Branson is confident these obstacles can be overcome.  He’s already got Silicon Valley investor Vinod Khosla on board in Gevo and Total, the French oil company, has also taken a stake.  Together they have enlisted big ethanol producers such as Big River Resources and Siouxland Ethanol to commit to switching their manufacturing process to butanol.  Butamax Advanced Biofuel, another Minnesota refiner funded by Dupont and BP, is also in the process of retrofitting its ethanol plant to butanol.  Taken together, these facilities would be able replace 1 billion of the 14 billion gallons of ethanol now being produced every year.

Whether this would be enough to make a bigger dent in America’s oil import budget remains to be seen.  The 14 billion gallons of ethanol currently substitutes for 10 percent of our gasoline and about 6 percent of our total oil consumption.  The Environmental Protection Agency has limited ethanol additives to 15 percent of the blend, mainly to protect older cars.  (In Iowa, newer cars are running on an 85 percent blend.)  Now the reduction in the 2014 mandate is making the ethanol industry nervous about overcapacity.  Butanol is less corrosive of engines and the 16 percent blend could give it an edge.

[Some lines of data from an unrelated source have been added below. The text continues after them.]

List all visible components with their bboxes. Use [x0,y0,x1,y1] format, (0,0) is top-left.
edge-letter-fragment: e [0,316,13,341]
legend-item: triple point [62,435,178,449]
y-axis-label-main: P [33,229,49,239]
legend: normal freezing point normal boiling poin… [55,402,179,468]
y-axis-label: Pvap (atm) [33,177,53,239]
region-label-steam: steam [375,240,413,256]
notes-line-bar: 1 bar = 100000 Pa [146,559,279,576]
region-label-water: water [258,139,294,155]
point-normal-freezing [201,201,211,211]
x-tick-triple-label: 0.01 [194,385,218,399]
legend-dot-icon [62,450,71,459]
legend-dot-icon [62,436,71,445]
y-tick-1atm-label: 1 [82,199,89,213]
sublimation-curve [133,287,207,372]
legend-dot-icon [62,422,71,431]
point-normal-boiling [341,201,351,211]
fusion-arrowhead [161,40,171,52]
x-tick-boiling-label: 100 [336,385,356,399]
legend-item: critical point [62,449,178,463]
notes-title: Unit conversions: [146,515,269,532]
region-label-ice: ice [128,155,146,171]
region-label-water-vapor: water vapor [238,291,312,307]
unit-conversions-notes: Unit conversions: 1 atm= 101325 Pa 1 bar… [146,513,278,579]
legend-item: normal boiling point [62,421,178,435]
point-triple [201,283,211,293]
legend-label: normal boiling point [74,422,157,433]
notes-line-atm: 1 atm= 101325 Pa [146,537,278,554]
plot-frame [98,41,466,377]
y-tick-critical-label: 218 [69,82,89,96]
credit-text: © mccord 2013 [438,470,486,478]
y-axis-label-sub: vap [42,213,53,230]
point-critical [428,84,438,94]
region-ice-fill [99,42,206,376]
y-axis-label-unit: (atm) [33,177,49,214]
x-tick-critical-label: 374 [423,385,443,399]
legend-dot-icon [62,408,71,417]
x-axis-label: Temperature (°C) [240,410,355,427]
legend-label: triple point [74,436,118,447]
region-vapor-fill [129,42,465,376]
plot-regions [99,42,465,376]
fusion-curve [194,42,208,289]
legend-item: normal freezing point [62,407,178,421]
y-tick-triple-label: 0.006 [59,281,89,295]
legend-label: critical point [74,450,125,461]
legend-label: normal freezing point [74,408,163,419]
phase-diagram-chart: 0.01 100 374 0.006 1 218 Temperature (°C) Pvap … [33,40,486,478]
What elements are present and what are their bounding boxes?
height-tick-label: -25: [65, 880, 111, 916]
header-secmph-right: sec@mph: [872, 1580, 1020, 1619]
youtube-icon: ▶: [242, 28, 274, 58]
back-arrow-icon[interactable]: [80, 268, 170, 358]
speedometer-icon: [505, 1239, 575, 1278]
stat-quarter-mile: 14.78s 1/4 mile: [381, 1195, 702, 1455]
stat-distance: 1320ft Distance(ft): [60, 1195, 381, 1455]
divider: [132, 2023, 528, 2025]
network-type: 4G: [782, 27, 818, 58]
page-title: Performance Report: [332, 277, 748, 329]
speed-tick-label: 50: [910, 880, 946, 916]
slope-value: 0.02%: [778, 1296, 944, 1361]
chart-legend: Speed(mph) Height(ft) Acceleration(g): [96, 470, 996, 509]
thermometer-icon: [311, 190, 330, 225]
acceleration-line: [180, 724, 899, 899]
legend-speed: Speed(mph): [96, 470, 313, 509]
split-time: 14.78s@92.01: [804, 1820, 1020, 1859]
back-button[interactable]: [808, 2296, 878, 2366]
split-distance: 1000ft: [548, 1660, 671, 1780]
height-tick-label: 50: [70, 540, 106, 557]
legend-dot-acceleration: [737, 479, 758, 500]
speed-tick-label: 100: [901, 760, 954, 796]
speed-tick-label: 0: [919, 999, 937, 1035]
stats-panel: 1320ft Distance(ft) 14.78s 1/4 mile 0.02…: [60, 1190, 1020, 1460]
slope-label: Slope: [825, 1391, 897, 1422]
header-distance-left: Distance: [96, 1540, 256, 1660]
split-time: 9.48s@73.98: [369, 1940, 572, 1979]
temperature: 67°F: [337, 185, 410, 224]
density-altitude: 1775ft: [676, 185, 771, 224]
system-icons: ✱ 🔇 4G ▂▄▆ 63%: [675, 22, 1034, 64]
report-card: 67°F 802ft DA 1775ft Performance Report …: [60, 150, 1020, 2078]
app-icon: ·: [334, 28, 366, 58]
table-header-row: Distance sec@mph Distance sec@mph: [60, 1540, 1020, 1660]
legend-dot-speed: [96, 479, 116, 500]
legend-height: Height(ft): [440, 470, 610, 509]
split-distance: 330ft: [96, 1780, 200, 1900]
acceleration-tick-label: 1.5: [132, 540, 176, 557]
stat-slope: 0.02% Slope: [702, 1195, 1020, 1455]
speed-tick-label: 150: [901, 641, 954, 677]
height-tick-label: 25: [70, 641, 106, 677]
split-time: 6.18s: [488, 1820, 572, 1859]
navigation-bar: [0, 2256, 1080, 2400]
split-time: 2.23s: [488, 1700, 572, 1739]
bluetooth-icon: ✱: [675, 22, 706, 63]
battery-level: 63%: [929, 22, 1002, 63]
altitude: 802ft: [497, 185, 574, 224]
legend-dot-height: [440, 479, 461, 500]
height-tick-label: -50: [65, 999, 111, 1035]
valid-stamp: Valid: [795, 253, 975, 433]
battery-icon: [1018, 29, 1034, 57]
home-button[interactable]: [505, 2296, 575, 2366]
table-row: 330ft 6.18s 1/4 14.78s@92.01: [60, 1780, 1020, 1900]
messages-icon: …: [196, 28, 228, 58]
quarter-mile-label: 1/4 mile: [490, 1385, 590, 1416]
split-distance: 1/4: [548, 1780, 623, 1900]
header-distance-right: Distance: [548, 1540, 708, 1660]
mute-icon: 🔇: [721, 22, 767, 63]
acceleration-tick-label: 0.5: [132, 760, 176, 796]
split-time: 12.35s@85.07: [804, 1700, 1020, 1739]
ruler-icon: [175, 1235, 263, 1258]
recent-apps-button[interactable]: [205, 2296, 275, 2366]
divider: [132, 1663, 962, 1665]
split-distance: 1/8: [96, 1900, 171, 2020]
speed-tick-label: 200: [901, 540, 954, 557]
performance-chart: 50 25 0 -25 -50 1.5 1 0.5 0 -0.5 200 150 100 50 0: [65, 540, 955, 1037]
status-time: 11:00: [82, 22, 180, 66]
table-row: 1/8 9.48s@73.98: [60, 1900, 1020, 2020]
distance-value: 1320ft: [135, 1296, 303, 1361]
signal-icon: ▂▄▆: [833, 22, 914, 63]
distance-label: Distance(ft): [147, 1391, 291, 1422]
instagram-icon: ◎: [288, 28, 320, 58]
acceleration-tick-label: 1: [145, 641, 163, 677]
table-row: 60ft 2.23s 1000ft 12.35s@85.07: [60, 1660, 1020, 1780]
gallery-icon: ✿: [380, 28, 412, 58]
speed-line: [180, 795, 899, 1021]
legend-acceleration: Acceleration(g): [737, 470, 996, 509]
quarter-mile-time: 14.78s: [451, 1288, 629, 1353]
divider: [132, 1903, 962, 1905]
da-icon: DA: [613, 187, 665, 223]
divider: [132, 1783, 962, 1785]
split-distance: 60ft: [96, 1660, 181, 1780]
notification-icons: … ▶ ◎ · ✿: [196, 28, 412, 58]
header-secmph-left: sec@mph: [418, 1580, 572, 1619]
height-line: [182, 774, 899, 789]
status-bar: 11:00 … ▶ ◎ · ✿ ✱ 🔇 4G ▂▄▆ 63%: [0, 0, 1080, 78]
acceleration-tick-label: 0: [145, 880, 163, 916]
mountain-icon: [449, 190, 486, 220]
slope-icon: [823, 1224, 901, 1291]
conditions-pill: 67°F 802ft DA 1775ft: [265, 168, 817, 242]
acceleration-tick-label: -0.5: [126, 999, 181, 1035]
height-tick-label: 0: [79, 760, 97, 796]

On another front, T. Boone Pickens’ Clean Energy Fuels announced this week that it may turn a profit for the first time since its founding in 1997.  Clean Fuels is concentrating on supplying compressed natural gas for trucks, signing major contracts with Frito-Lay, Proctor & Gamble, United Parcel Service and Ryder.  It is also attempting to set up a series of filling stations on the Interstate Highway System.  The use of CNG requires an entirely new infrastructure, however, rather than the easy substitution of liquid and butanol.

The dark horse here is methanol, which is liquid and fits easily into our present infrastructure but would be synthesized from natural gas.  Somehow, methanol has not attracted the attention of Branson’s biofuels and Pickens’ CNG.     All of these efforts hold promise, however, and would make a huge dent in our annual $350 billion bill for oil imports, which constitutes the bulk of our $450 billion trade deficit.  So good luck to all and may the best fuel win – or all of them, for that matter.